Baroque Villa Böcking

Where Goethe once fought the waves

“The stream was soon swelled into billow by the force of the wind, the intermitting blasts descending with furious roar; one wave after the other washed over the little boat, and we felt wet to the skin; the danger appeared always greater the longer it lasted. And thus we were tossed to and fro in the total darkness, till at length a light was seen at a distance, and hope also was awakened within us...”

Johann Wolfgang von Goethe

Ansicht auf einen Klavierspieler im Musiksalon des Mittelmosel-Museums in Traben-Trarbach.

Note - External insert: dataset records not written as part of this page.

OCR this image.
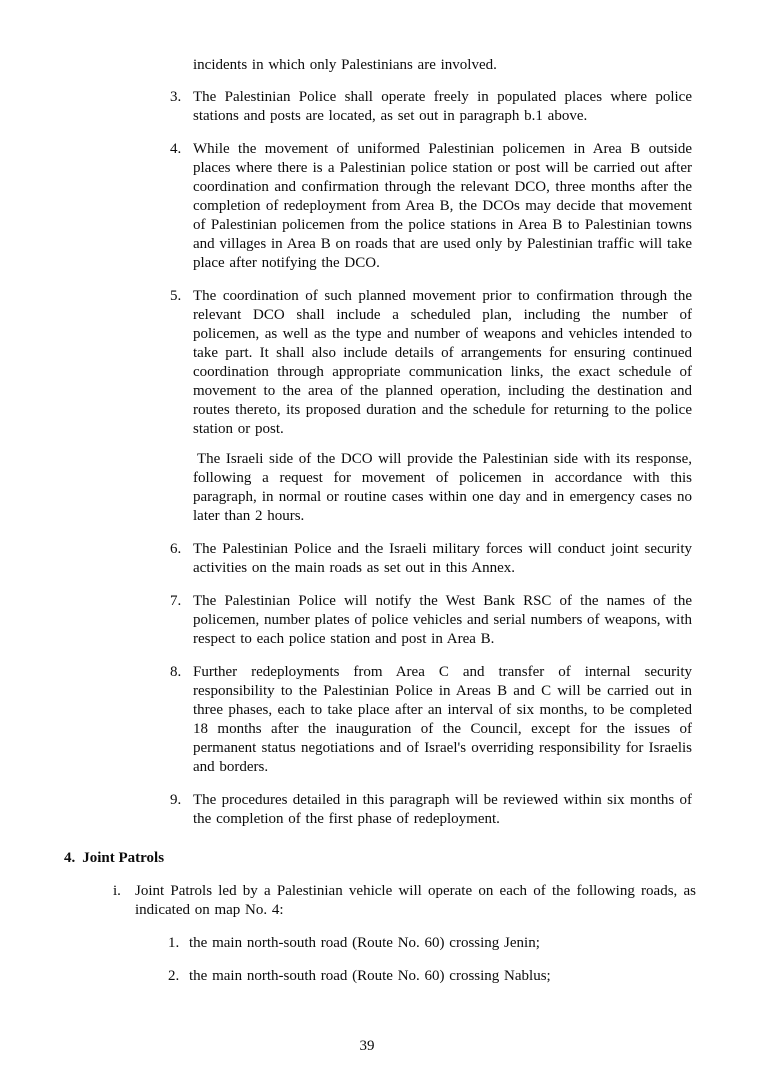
incidents in which only Palestinians are involved.

3. The Palestinian Police shall operate freely in populated places where police stations and posts are located, as set out in paragraph b.1 above.

4. While the movement of uniformed Palestinian policemen in Area B outside places where there is a Palestinian police station or post will be carried out after coordination and confirmation through the relevant DCO, three months after the completion of redeployment from Area B, the DCOs may decide that movement of Palestinian policemen from the police stations in Area B to Palestinian towns and villages in Area B on roads that are used only by Palestinian traffic will take place after notifying the DCO.

5. The coordination of such planned movement prior to confirmation through the relevant DCO shall include a scheduled plan, including the number of policemen, as well as the type and number of weapons and vehicles intended to take part. It shall also include details of arrangements for ensuring continued coordination through appropriate communication links, the exact schedule of movement to the area of the planned operation, including the destination and routes thereto, its proposed duration and the schedule for returning to the police station or post.

The Israeli side of the DCO will provide the Palestinian side with its response, following a request for movement of policemen in accordance with this paragraph, in normal or routine cases within one day and in emergency cases no later than 2 hours.

6. The Palestinian Police and the Israeli military forces will conduct joint security activities on the main roads as set out in this Annex.

7. The Palestinian Police will notify the West Bank RSC of the names of the policemen, number plates of police vehicles and serial numbers of weapons, with respect to each police station and post in Area B.

8. Further redeployments from Area C and transfer of internal security responsibility to the Palestinian Police in Areas B and C will be carried out in three phases, each to take place after an interval of six months, to be completed 18 months after the inauguration of the Council, except for the issues of permanent status negotiations and of Israel's overriding responsibility for Israelis and borders.

9. The procedures detailed in this paragraph will be reviewed within six months of the completion of the first phase of redeployment.

4. Joint Patrols
i. Joint Patrols led by a Palestinian vehicle will operate on each of the following roads, as indicated on map No. 4:

1. the main north-south road (Route No. 60) crossing Jenin;

2. the main north-south road (Route No. 60) crossing Nablus;

39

Johann Wolfgang von Goethe could hardly have found more dramatic words when, several decades later, he described his foolhardy Mosel journey of 1 November 1792. The life-threatening adventure of the Weimar Privy Councillor seemed far removed from the leisurely punt tour taken by the most famous English painter of his era, William Turner through the idyllic river valley just a few decades later.
But it was certainly not one of his many educational trips that took Goethe to the Mosel region; instead, the poet had participated in the Campaign in France, with which the Prussian army aimed to drive the spectre of the 1789 Revolution out of Paris once and for all in the First Coalition War, so that he could “experience cannon fever at first hand”, as he himself put it. But the campaign ended in catastrophic disaster following the Battle of Valmy: nearly a third of the 60,000-strong army died of disease and invalidity during the retreat. Despite all the mortal danger that Goethe exposed himself to during his adventurous escape in the rowing boat, compared with the sad fate of the common soldiers, the poet prince travelled comparatively comfortably from Trier to Koblenz.

The light that, according to Goethe's memories, loomed so hopefully in the distance halfway through the journey, came from the Mosel town of Trarbach, where they landed shortly afterwards. The house in which the poet prince found friendly hospitality with the wealthy merchant Ludwig Böcking following his life-threatening escapade can still be visited today. In addition to Goethe, the Prussian Crown Prince and later King Friedrich-Wilhelm IV along with French poet Apollinaire later became guests in the stately city villa, which was built around 1755 by the wealthy merchant and state treasurer Johann Adolf Böcking according to the plans drawn up by the ducal Palatinate-Zweibrück chief architect Hauth in the style of the Trier Baroque, and which today houses a gem among the museums of the Mosel region.
 

 
The Mittelmosel Museum in the baroque villa Böcking, still depicts the upper middle-class living culture of a wealthy patrician family of the 18th and 19th centuries, making it a truly special feature in the Rhineland-Palatinate museum landscape.

The more than 20 showrooms of the Baroque Villa Böcking not only display valuable furniture and art objects across three centuries, but also an extensive collection on the history of Traben-Trarbach. Archaeological finds from the Roman and Frankish eras can be found there, as well as rural home décor and the history of crafts and urban guilds. Plans and finds from the excavations of the former French fortress of Mont Royal undertaken in the 1930s further complement the permanent exhibition, which also includes a model of Grevenburg Castle that has since become historic in its own right.